The pressure is growing on Portugal given their opening Euro 2012 loss to Germany, coach Paulo Bento admitted Tuesday on the eve of his side’s Group B encounter with Denmark in Lviv.

With their recent record against the Danes reading only one win in four - the Scandinavians denied the Portuguese automatic qualification for the tournament - Bento insisted: “We may have won only one of those four but we are confident. We are not thinking about the past. We have to win.

“There is more pressure than before the match against Germany and tomorrow we will be up against a tough opponent, so we shall have to impose our game from the outset.

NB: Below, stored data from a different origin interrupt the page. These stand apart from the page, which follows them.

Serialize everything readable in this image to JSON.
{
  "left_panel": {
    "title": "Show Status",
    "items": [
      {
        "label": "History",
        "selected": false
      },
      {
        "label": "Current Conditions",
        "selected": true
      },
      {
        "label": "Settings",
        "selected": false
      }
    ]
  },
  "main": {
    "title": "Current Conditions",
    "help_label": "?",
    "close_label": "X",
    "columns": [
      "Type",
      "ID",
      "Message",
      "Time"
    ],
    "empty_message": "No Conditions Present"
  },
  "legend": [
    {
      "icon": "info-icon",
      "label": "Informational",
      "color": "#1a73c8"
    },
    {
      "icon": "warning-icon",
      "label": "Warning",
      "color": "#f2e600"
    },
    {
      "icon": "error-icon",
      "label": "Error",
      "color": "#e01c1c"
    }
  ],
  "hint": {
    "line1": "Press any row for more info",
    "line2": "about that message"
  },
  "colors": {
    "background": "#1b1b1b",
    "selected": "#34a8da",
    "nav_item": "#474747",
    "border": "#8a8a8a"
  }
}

“Denmark’s situation is more comfortable, with less pressure on. Our strategy always is tailored to who we are playing. We will have to be ready - there are 90 minutes and we have to win.”

Bento, the youngest coach at the tournament and who turns 43 on June 20, insisted that the Portuguese can come good.

"We have no reason to be anxious. We lost our opening game to one of the favourites but we lost playing well. We didn’t deserve to lose," said Bento, who replaced Carlos Queiroz in September 2010 after a disappointing start to the qualifiers.

Bento, whose last memory of the Euro as a player is none too good as he ended up with a five month ban after he threatened the referee in the Euro 2000 semi-final agaisnt eventual winners France, said his team needed to have more cutting edge and more possession but insisted that history showed losing the first game does not have to be fatal.

“We lost our first game at Euro 2004 but we reached the final,” said Bento - though the upward curve in between those games turned down again when they lost the trophy game to Greece, their opening day conquerors.

Bento said he was not surprised the Danes had managed to beat Holland.

“They did not surprise me - even playing a strong side such as the Dutch Denmark showed they are very organised and they were able to close down the spaces.”

Asked which team were favourites to win the match Bento said: “We are very evenly matched and the teams have the same ambitions. Of course Saturday’s results make Denmark slight favourites. But we know we have beaten them once (in a home qualifier) and what you can do once you can do again.”